My difficult delivery took a long time to recover from, and then it was problematic to bring a constantly wailing infant to church. Our attendance, and contributions, dropped off. The pastor and several members tried to get us back. One of their methods was to assign us jobs. I remember the pastor assigning me to draw a picture of the church for the cover of the sunday bulletins. He didn't ASK me to do it, he TOLD me to do it. I did, resentfully. That was the real beginning of the end.

I struggled with what I wanted to FEEL from religion in comparison with what I EXPERIENCED in the church. Intellectually I had a lot of reservations about creation vs. evolution, young earth, contradictions in the bible, and the so-called role of christian women. I tried to tell myself that all that stuff didn't matter if you had faith and a personal relationship with jesus and were filled with the holy spirit.

But it did matter to me. I wanted my beliefs to square with my knowledge of reality. I didn't want to feel as if I were being used to further the aims of a social club, or that my emotions were being manipulated to motivate others to subscribe to a membership. And I was starting to feel as if my prayers were hitting the ceiling and bouncing back. I prayed to be relieved of my depression. The church discouraged getting mental health treatment - mental health issues were a "sin problem". For the sake of my family, I finally got counseling and meds. They worked.

Around this time, I was journaling to work out my confusion. Sometimes I would write poems. One line I remember is: "God is just your parents in dime store drag". That summed up my disillusion.

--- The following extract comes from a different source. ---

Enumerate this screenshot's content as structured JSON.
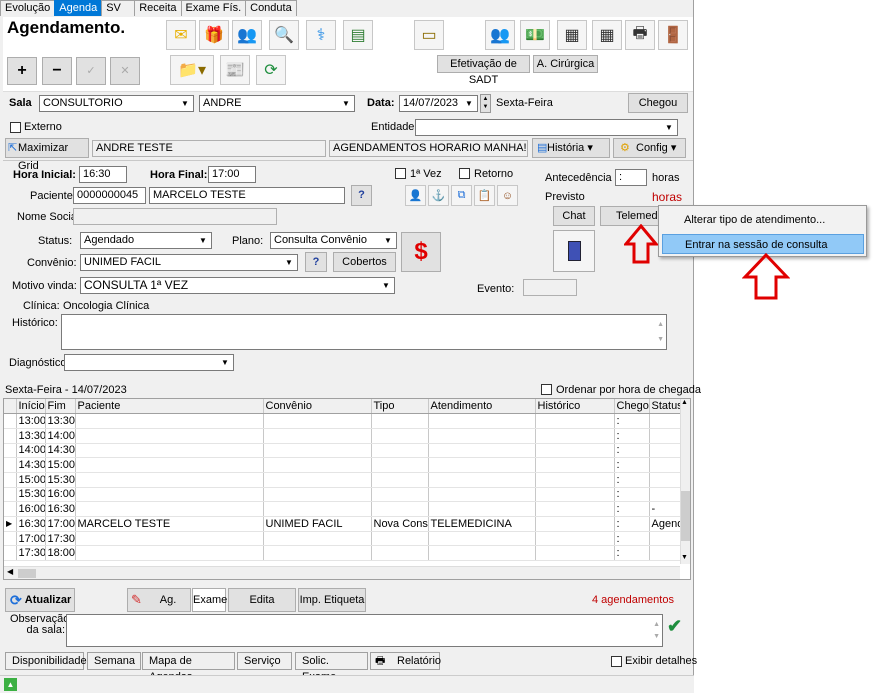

Love is what is really important, love between REAL people, and doing work that has meaning and is satisfying.The very last straw came when we moved back to the States. There wasn't a Nazarene church nearby, so we went to an independent church. I was asked to help the church women's group prepare flyers to distribute for an event the church was hosting to try to reach the "lost". We were chatting as we worked, and the subject turned to persuading husbands to be better Christians. One woman shared that her husband was improving, but that he still listened to AC/DC when the kids were in the car. I almost chirped out that I liked some of their songs, when all the other women instantly chorused an "ewwwww!" of disapproval. I thought "Girl, you are in the wrong place".

I never went back. AND I finally realized, admitted to myself, that my husband had been going through the motions all those years. Our daughter was only 5, and we were fortunate that she had not been deeply programmed yet.

The main feeling I experienced upon leaving the church was tremendous relief! I had already been through the turmoil of letting go of my belief in god and Jesus and heaven and hell. It was so freeing to stop pretending to be someone I no longer was. Our church friends dropped us like hot rocks. It was OK; I knew their smiles were fake anyway. We made new friends and reconnected with old, pre-church ones. I appreciate that they waited for us to come back to our senses.

An interesting phenomenon of my de-conversion is that I have lost nearly all the bible verses I memorized. I can remember the gist of what some of them said, but not the word-for-word or book, chapter and verse. They're just gone.

My life now is joy in reality. One thing I observed about Christians is that they have to have an answer for everything set in stone. They can't stand uncertainty. I am OK with it. We don't have to have an answer for everything right now. Maybe one day we will discover answers to questions that mystify us in the present. Mystery make life interesting.

Love is what is really important, love between REAL people, and doing work that has meaning and is satisfying. The way that I choose to live is my choice now. I am the same person whether there is a god or not, and it doesn't make any difference to me. I don't know what will happen to me after I die, and that's ok too. I'm determined to make the most of the life I do have.